After the initial shooting, an unarmed group of adults and children in a minivan arrives on the scene and attempts to transport the wounded. They are fired upon as well. The official statement on this incident initially listed all adults as insurgents and claimed the US military did not know how the deaths ocurred. Wikileaks released this video with transcripts and a package of supporting documents on April 5th 2010 on http://collateralmurder.com.

From the BBC today:

Julian Assange is being arbitrarily held, UN panel to say

A UN panel has ruled in favour of Wikileaks founder Julian Assange after he complained he was “arbitrarily detained”, the BBC understands.
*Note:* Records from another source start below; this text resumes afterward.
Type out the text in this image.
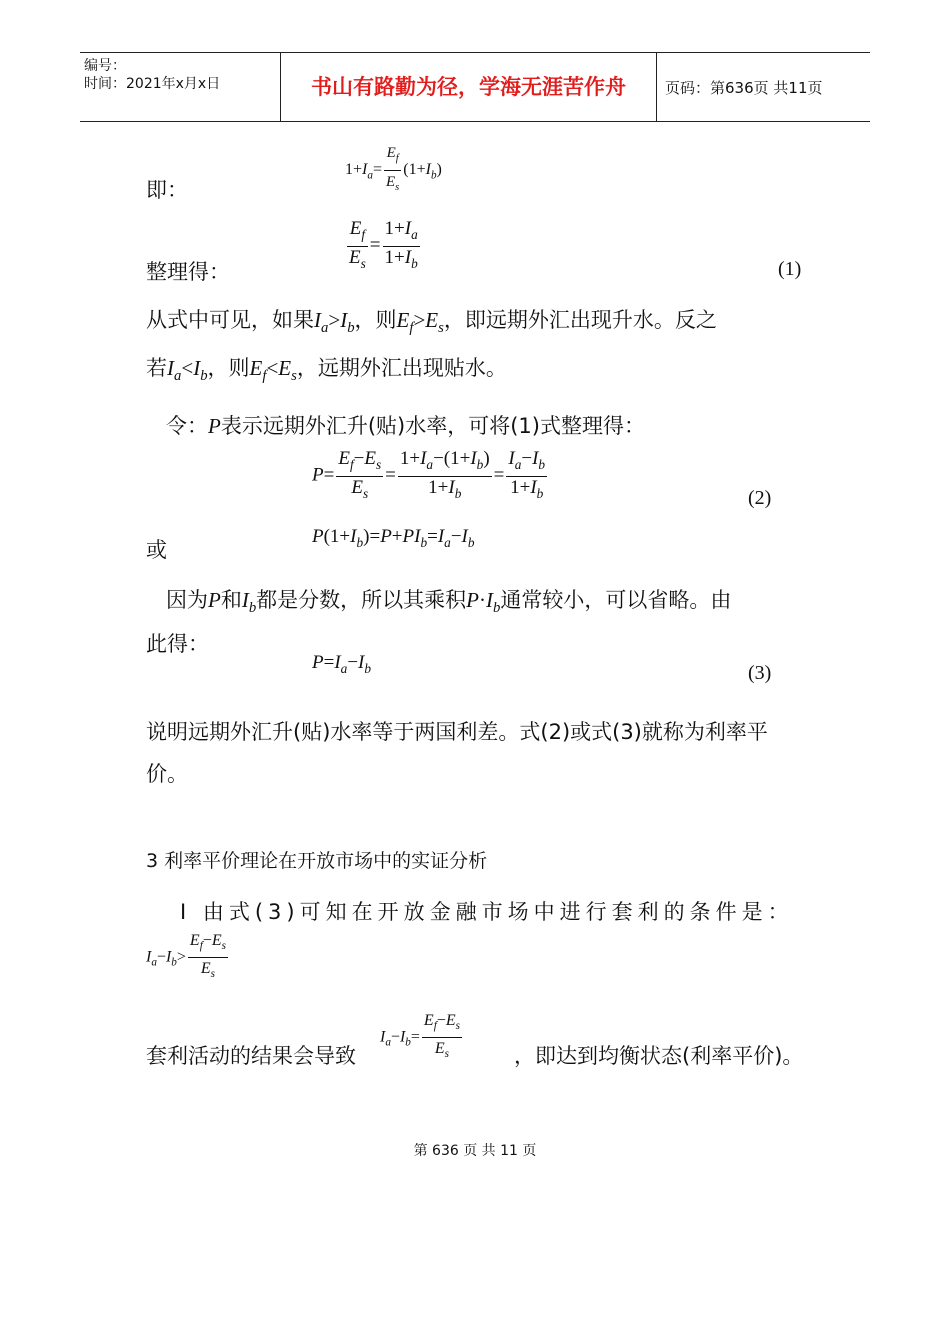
编号：
时间：2021年x月x日	书山有路勤为径，学海无涯苦作舟	页码：第636页 共11页
即：
$1+I_a= \frac{E_f}{E_s} (1+I_b)$
$\frac{E_f}{E_s} = \frac{1+I_a}{1+I_b}$
整理得：	(1)
从式中可见，如果$I_a>I_b$，则$E_f>E_s$，即远期外汇出现升水。反之
若$I_a<I_b$，则$E_f<E_s$，远期外汇出现贴水。
令：P表示远期外汇升(贴)水率，可将(1)式整理得：
$P= \frac{E_f-E_s}{E_s} = \frac{1+I_a-(1+I_b)}{1+I_b} = \frac{I_a-I_b}{1+I_b}$	(2)
$P(1+I_b)=P+PI_b=I_a-I_b$
或
因为P和$I_b$都是分数，所以其乘积$P\cdot I_b$通常较小，可以省略。由
此得：
$P=I_a-I_b$	(3)
说明远期外汇升(贴)水率等于两国利差。式(2)或式(3)就称为利率平
价。
3 利率平价理论在开放市场中的实证分析
Ⅰ 由式(3)可知在开放金融市场中进行套利的条件是：
$I_a-I_b> \frac{E_f-E_s}{E_s}$
套利活动的结果会导致
$I_a-I_b= \frac{E_f-E_s}{E_s}$ ，即达到均衡状态(利率平价)。
第 636 页 共 11 页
Mr Assange claimed asylum in London’s Ecuadorean embassy in 2012 to avoid extradition to Sweden over sex assault claims, which he denies.

The Met Police says Mr Assange would be arrested if he does leave the embassy.

He earlier said his passport should be returned and his arrest warrant dropped if the UN panel ruled in his favour.

In 2014, Mr Assange complained to the UN that he was being “arbitrarily detained” as he could not leave the embassy without being arrested.

The application claimed Mr Assange had been “deprived of his liberty in an arbitrary manner for an unacceptable length of time”.

The UN’s Working Group on Arbitrary Detention is due to announce the findings of its investigation on Friday. …

While the BBC understands the panel will find in Mr Assange’s favour, Wikileaks tweeted it was waiting for “official confirmation”. …

In his complaint to the panel – made in 2014 – Julian Assange argued that living in 30 square metres of the Ecuadorean Embassy with no sunlight or fresh air had taken a “significant toll” on his physical and mental health.

Previous rulings by the panel have gone against countries with some of the world’s worst human rights records, such as Saudi Arabia, Myanmar and Egypt.

So a decision against Sweden and Britain in favour of Mr Assange is bound to be controversial. …

The journalist John Pilger, who is a friend of Mr Assange, said “the ball is now at the feet of the British government”, whose international legal “obligations” were represented by the UN panel.

“They did something in terms of supporting the tribunal in all the other celebrated cases, and Assange now joins them because the UN jurists have clearly found this is a case of arbitrary detention,” he said. …

His Wikileaks organisation posted secret American government documents on the internet, and Mr Assange says he believes Washington will seek his transfer to the US if he is sent to Sweden.

In the statement, published earlier by Wikileaks on Twitter, Mr Assange said: “Should the UN announce tomorrow that I have lost my case against the United Kingdom and Sweden I shall exit the embassy at noon on Friday to accept arrest by British police as there is no meaningful prospect of further appeal.

“However, should I prevail and the state parties be found to have acted unlawfully, I expect the immediate return of my passport and the termination of further attempts to arrest me.”

Last October, Scotland Yard said it would no longer station officers outside the Ecuador embassy following an operation which it said had cost £12.6m. But it said “a number of overt and covert tactics to arrest him” would still be deployed.